Before changing anything in your application, you should review the 3rd party modules that are required by the application. Look through each module's registry entry and ensure that it supports the version of Node.js that you plan to use. One way to determine if a module will work on a particular version of Node.js is to look at the engines property in the package.json file. The engines property isn't required to publish a module. Therefore, many modules in the npm registry are missing them. If that is the case, you can get a hint at what version of Node.js the module will work with by looking at the Node.js version that was used to publish the module.
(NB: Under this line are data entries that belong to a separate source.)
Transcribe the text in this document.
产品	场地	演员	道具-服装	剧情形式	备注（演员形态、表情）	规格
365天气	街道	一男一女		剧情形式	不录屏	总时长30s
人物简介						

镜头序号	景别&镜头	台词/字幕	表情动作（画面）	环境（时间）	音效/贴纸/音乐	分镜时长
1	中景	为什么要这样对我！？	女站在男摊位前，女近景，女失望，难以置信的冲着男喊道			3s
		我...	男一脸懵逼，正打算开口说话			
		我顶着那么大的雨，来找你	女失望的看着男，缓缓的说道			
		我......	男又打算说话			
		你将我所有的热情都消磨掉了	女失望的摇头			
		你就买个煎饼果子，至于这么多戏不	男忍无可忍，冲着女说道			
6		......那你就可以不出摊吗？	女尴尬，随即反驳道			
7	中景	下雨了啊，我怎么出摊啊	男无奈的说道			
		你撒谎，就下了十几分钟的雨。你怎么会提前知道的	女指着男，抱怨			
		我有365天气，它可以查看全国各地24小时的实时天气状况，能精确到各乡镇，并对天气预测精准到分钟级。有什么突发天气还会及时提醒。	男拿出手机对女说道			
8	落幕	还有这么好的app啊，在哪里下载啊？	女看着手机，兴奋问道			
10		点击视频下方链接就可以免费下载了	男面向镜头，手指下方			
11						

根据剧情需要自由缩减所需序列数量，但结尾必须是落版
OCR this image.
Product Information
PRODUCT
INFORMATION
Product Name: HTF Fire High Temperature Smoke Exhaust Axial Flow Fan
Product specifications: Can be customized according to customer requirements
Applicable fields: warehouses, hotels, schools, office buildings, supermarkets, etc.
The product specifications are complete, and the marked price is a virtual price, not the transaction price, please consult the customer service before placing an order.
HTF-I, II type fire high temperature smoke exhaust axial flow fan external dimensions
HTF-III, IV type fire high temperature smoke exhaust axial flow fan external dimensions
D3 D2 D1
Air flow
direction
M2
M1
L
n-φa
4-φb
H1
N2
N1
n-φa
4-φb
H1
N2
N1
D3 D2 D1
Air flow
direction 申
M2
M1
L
Below is a command that you can execute to print all of the Node.js versions used to publish the modules that are dependencies of the module in the current working directory.

curl -s $(npm info --json | json dependencies | json -ka | awk '{print "https://registry.npmjs.org/" $1}') -H "Accept: application/json" | json -ag versions | json -gMa -c "return this.value && this.value._nodeVersion" | json -ga value.name key value._nodeVersion

The above script assumes that you have json and curl installed. It prints the module name, its version, and the version of Node.js that the module author used to publish the module.

Another method to determine if a module works on a particular Node.js version is to look at its Travis CI configuration. For example, the .travis.yml configuration file used across the hapi organization contains a node_js entry like the following, which indicate hapi works with both version 4 and 6 of Node.js.

node_js:
  - "4"
  - "6"
  - "node"

If a module doesn't work on the version of Node.js that you plan to upgrade to then, you should be a good Open Source citizen and file an issue for the module author to assess. Before doing this, you should test the module against the version of Node.js that you want to use. Below is an example of testing the hoek module. Similarly, other modules that you depend on should have a npm test script to execute.

$ git clone git@github.com:hapijs/hoek.git
Cloning into 'hoek'...
$ cd hoek && npm i && npm test

Review Node.js Changes

At this point, the version of Node.js running in development is the same version that you intend to use in production. Additionally, you ran the tests in your application against that version of Node.js. Finally, you reviewed any dependencies to check whether they will work with the same Node.js version. Before altering any code in the application, you should consider the changes made to Node.js since the release of the one used in production. The Node.js team does an excellent job maintaining a list of major changes between versions.

Review the following changes, depending on the version of Node.js that you are upgrading from and the version you intend to use.

After consideration of the above lists of changes, you should proceed by updating your application code to fix any issues caused by the above changes.

Update the application

Hopefully, the modifications you need to make to your application are trivial. Either way, you should try to avoid doing a massive refactor or using any new language features just yet. Instead, you should concentrate on getting the application into a stable state on the version of Node.js you picked to run in production.

Add engines Property

To indicate the version of Node.js that the application now supports, you should add or update the engines entry in the package.json. For example, if the application now works with version 4.0.0 or newer, the engines entry will look like the following.

"engines": {
  "node": ">=4.0.0"
}

Next Steps

At this point, you should have an updated version of your application working with the appropriate Node.js version. The next step is to submit your changes and move the application through whatever pipeline your organization has chosen. Congratulations and best wishes running the updated application in production.